Tuesday, June 06, 2006

Forget the Tigers and Bears....

The age-old battle between lions and Christians received another entry Sunday evening, in a place people probably didn't expect it. As it turns out, a man at the Kiev zoo decided that he would put his faith where his mouth was, declared, "God will save me, if he exists", and lowered himself by rope into an enclosure full of lions. He then removed his shoes, approached the big cats, and was promptly mauled by a lioness, who quickly severed the man's carotid artery. Of course, this was at a time where there was a large number of visitor's to the zoo, so, undoubtedly, a decent number of impressionable people must have witnessed this act.

Does this proof the lack of existence for the big G? I really don't think so. I think this does prove that perhaps entering into a dangerous environment armed only with faith may not be the best course of action.
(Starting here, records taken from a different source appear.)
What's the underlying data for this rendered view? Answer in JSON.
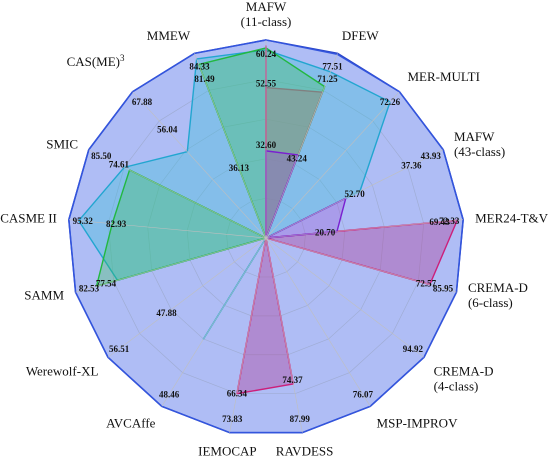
{
  "chart_data": {
    "type": "radar",
    "title": "",
    "grid": true,
    "axes": [
      {
        "lines": [
          "MAFW",
          "(11-class)"
        ],
        "max_label": "60.24"
      },
      {
        "lines": [
          "DFEW"
        ],
        "max_label": "77.51"
      },
      {
        "lines": [
          "MER-MULTI"
        ],
        "max_label": "72.26"
      },
      {
        "lines": [
          "MAFW",
          "(43-class)"
        ],
        "max_label": "43.93"
      },
      {
        "lines": [
          "MER24-T&V"
        ],
        "max_label": "72.33"
      },
      {
        "lines": [
          "CREMA-D",
          "(6-class)"
        ],
        "max_label": "85.95"
      },
      {
        "lines": [
          "CREMA-D",
          "(4-class)"
        ],
        "max_label": "94.92"
      },
      {
        "lines": [
          "MSP-IMPROV"
        ],
        "max_label": "76.07"
      },
      {
        "lines": [
          "RAVDESS"
        ],
        "max_label": "87.99"
      },
      {
        "lines": [
          "IEMOCAP"
        ],
        "max_label": "73.83"
      },
      {
        "lines": [
          "AVCAffe"
        ],
        "max_label": "48.46"
      },
      {
        "lines": [
          "Werewolf-XL"
        ],
        "max_label": "56.51"
      },
      {
        "lines": [
          "SAMM"
        ],
        "max_label": "82.53"
      },
      {
        "lines": [
          "CASME II"
        ],
        "max_label": "95.32"
      },
      {
        "lines": [
          "SMIC"
        ],
        "max_label": "85.50"
      },
      {
        "lines": [
          "CAS(ME)",
          "3"
        ],
        "max_label": "67.88"
      },
      {
        "lines": [
          "MMEW"
        ],
        "max_label": "84.33"
      }
    ],
    "series": [
      {
        "color": "#3355dd",
        "fill": "#4a73f0",
        "opacity": 0.32,
        "values": [
          1,
          0.995,
          1,
          1,
          1,
          1,
          1,
          1,
          1,
          1,
          1,
          1,
          1,
          1,
          1,
          1,
          1
        ]
      },
      {
        "color": "#22a6d0",
        "fill": "#35c0d6",
        "opacity": 0.35,
        "values": [
          0.95,
          0.9,
          0.93,
          0.53,
          0,
          0,
          0,
          0,
          0,
          0,
          0.6,
          0,
          0.78,
          0.95,
          0.8,
          0.59,
          0.97
        ]
      },
      {
        "color": "#22b840",
        "fill": "#33c44a",
        "opacity": 0.3,
        "values": [
          0.96,
          0.82,
          0,
          0,
          0,
          0,
          0,
          0,
          0,
          0,
          0,
          0,
          0.89,
          0.78,
          0.77,
          0,
          0.94
        ]
      },
      {
        "color": "#808080",
        "fill": "#909090",
        "opacity": 0.55,
        "values": [
          0.76,
          0.79,
          0,
          0,
          0,
          0,
          0,
          0,
          0,
          0,
          0,
          0,
          0,
          0,
          0,
          0,
          0
        ]
      },
      {
        "color": "#cc1f7a",
        "fill": "#b0409a",
        "opacity": 0.4,
        "values": [
          0.97,
          0,
          0,
          0,
          0.97,
          0.86,
          0,
          0,
          0.75,
          0.8,
          0,
          0,
          0,
          0,
          0,
          0,
          0
        ]
      },
      {
        "color": "#7a1fd0",
        "fill": "#9a4fd0",
        "opacity": 0.3,
        "values": [
          0.44,
          0.45,
          0,
          0.45,
          0.36,
          0,
          0,
          0,
          0,
          0,
          0,
          0,
          0,
          0,
          0,
          0,
          0
        ]
      }
    ],
    "inner_labels": [
      {
        "text": "52.55",
        "axis": 0,
        "r": 0.78
      },
      {
        "text": "32.60",
        "axis": 0,
        "r": 0.47
      },
      {
        "text": "43.24",
        "axis": 1,
        "r": 0.43
      },
      {
        "text": "71.25",
        "axis": 1,
        "r": 0.86
      },
      {
        "text": "52.70",
        "axis": 3,
        "r": 0.5
      },
      {
        "text": "37.36",
        "axis": 3,
        "r": 0.82
      },
      {
        "text": "20.70",
        "axis": 4,
        "r": 0.3
      },
      {
        "text": "69.43",
        "axis": 4,
        "r": 0.88
      },
      {
        "text": "72.57",
        "axis": 5,
        "r": 0.84
      },
      {
        "text": "74.37",
        "axis": 8,
        "r": 0.73
      },
      {
        "text": "66.34",
        "axis": 9,
        "r": 0.8
      },
      {
        "text": "47.88",
        "axis": 11,
        "r": 0.63
      },
      {
        "text": "77.54",
        "axis": 12,
        "r": 0.84
      },
      {
        "text": "82.93",
        "axis": 13,
        "r": 0.76
      },
      {
        "text": "74.61",
        "axis": 14,
        "r": 0.83
      },
      {
        "text": "56.04",
        "axis": 15,
        "r": 0.74
      },
      {
        "text": "36.13",
        "axis": 16,
        "r": 0.38
      },
      {
        "text": "81.49",
        "axis": 16,
        "r": 0.86
      }
    ]
  }
}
It also makes me wonder if this could be a precursor. Will we see someone tickling a bear, swearing that the Lord will not only protect them, but make the bear laugh? Will someone get bitten by a dozen copperheads, and throw their faith into the concept that Jesus is the only antivenin they need? And what about playing a game of live-action "Frogger" across the Indianapolis Motor Speedway, hoping that God will cause the cars barreling down towards you to swerve ever so slightly past you, leaving you unscathed and somehow not disturbing the delicate airflow that keeps them from flipping over?

This is not proof of a lack of God's existence. This is proof that, when putting yourself into a situation where survival is questionable, maybe you'd be better served by putting your faith in a rifle.

After all, God doesn't have a long track record of saving those too stupid to save themselves.